En outre la décision du 25 juillet 1991 relative à l'association des PTOM à la Communauté européenne permet de considérer comme originaires des PTOM (dont la Polynésie française) : les produits minéraux extraits de leur sol et de leurs fonds de mer ou d'océan.
D'autre part, le PTOM peut affréter des navires de pays tiers pour des activités de pêche dans sa zone économique exclusive. Enfin, il est précisé que les termes « PTOM » couvrent également les eaux territoriales (cf annexe II, titre V, article 2, de la décision d'association [Journal officiel des communautés européennes du 19 septembre 1991]).
Dans la mesure où est employé le style personnel (« sa zone économique exclusive »), les territoires bénéficient à tout le moins de l'usufruit et sont compétents pour ces domaines.

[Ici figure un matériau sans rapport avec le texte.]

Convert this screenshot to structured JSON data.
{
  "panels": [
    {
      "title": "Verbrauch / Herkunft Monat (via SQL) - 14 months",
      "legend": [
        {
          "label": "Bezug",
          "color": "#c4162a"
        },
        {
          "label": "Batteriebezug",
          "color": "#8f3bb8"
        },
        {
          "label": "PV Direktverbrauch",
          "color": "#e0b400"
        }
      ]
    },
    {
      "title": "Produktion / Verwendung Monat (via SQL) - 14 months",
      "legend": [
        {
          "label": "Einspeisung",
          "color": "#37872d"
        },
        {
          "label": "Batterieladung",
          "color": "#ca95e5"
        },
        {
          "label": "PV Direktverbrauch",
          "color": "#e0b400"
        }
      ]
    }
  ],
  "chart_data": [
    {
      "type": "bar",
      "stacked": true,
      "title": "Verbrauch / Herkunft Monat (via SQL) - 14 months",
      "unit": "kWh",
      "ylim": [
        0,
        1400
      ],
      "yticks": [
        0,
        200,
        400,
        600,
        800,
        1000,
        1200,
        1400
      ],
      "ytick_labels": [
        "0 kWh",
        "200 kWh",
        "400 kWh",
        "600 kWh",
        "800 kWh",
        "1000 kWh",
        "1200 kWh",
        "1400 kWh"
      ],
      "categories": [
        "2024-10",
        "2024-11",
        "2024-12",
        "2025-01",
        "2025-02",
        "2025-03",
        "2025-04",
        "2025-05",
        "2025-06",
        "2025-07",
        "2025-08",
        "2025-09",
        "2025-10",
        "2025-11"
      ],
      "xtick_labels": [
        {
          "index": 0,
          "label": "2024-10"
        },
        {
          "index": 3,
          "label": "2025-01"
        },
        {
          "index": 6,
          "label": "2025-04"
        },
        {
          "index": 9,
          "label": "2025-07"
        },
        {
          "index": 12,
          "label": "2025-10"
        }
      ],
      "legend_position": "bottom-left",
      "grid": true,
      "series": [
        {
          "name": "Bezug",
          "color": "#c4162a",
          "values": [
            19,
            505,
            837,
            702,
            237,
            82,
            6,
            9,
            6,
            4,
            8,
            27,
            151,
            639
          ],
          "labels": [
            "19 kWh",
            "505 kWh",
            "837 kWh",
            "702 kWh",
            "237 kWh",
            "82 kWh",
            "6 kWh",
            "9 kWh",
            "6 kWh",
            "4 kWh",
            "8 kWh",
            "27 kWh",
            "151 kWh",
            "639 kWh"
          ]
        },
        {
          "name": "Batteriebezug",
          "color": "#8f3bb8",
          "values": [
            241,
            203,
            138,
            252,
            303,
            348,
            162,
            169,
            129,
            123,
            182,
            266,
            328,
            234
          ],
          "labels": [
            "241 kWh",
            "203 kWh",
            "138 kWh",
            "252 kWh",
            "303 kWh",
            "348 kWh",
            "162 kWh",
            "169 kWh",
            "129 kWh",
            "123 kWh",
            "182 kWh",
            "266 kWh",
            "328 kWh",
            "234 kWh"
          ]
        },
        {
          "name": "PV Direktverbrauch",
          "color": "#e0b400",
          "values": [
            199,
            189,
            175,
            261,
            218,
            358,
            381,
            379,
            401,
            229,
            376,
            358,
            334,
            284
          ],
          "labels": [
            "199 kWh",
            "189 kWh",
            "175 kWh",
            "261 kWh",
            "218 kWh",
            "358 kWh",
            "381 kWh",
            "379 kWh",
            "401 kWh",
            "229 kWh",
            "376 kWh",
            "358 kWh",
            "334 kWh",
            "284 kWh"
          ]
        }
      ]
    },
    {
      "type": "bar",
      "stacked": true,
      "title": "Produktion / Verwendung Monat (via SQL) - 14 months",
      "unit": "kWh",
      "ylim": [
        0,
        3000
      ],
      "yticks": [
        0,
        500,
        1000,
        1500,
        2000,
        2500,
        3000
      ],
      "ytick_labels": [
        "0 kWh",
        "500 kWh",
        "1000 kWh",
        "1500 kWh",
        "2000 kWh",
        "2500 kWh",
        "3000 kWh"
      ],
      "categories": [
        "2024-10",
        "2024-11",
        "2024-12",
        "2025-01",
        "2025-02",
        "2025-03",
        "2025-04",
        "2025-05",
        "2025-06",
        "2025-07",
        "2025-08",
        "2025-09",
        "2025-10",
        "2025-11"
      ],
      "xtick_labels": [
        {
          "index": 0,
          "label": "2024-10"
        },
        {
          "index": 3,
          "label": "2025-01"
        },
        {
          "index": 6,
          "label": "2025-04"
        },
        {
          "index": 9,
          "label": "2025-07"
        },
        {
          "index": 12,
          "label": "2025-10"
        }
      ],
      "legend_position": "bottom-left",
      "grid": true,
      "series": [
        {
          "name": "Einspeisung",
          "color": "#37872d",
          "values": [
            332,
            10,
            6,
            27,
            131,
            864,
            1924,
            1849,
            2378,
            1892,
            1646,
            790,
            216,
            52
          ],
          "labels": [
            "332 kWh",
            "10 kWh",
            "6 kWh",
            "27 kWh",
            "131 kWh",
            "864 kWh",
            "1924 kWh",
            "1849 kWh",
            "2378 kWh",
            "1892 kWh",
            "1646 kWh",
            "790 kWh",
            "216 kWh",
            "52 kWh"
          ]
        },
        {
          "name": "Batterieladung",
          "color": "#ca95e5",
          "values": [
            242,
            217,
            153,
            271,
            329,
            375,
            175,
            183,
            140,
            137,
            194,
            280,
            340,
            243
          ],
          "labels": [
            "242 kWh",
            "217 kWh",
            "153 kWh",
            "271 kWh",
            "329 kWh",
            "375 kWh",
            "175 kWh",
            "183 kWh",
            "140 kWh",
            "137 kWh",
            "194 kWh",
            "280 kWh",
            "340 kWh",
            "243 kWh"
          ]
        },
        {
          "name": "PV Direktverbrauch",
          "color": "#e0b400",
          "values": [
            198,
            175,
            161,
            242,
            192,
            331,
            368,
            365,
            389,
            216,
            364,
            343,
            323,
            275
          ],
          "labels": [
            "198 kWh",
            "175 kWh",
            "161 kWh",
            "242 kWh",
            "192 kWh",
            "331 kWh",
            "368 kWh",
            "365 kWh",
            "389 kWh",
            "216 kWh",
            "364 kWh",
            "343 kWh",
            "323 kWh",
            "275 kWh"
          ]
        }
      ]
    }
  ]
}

La loi concerne donc bien l'organisation des TOM Il devrait préciser que le territoire est bénéficiaire des amendes et des saisies effectuées, et que toute formule transactionnelle doit l'être en sa présence et avec son accord.
Dans ces conditions, la non-consultation dans les délais nécessaires de l'assemblée territoriale rend la procédure anticonstitutionnelle.
Quant à l'argument selon lequel il s'agirait d'une loi de souveraineté, il tombe de lui-même dans la mesure où l'article 9 précise que la présente loi sera applicable aux TOM En effet, il a toujours été affirmé qu'une loi de souveraineté s'appliquait en tant que telle à l'ensemble du territoire français sans qu'une telle mention soit nécessaire. Il faut également souligner à ce titre que le haut-commissaire de Polynésie française a saisi l'assemblée territoriale sur la base de l'article 74 de la Constitution.
Cette consultation était donc exigée par l'article précité. Mais, si elle a eu lieu, elle n'a pas été faite dans les conditions requises. Le projet de loi doit donc être reconnu inconstitutionnel ou tout du moins l'article étendant son application aux TOM.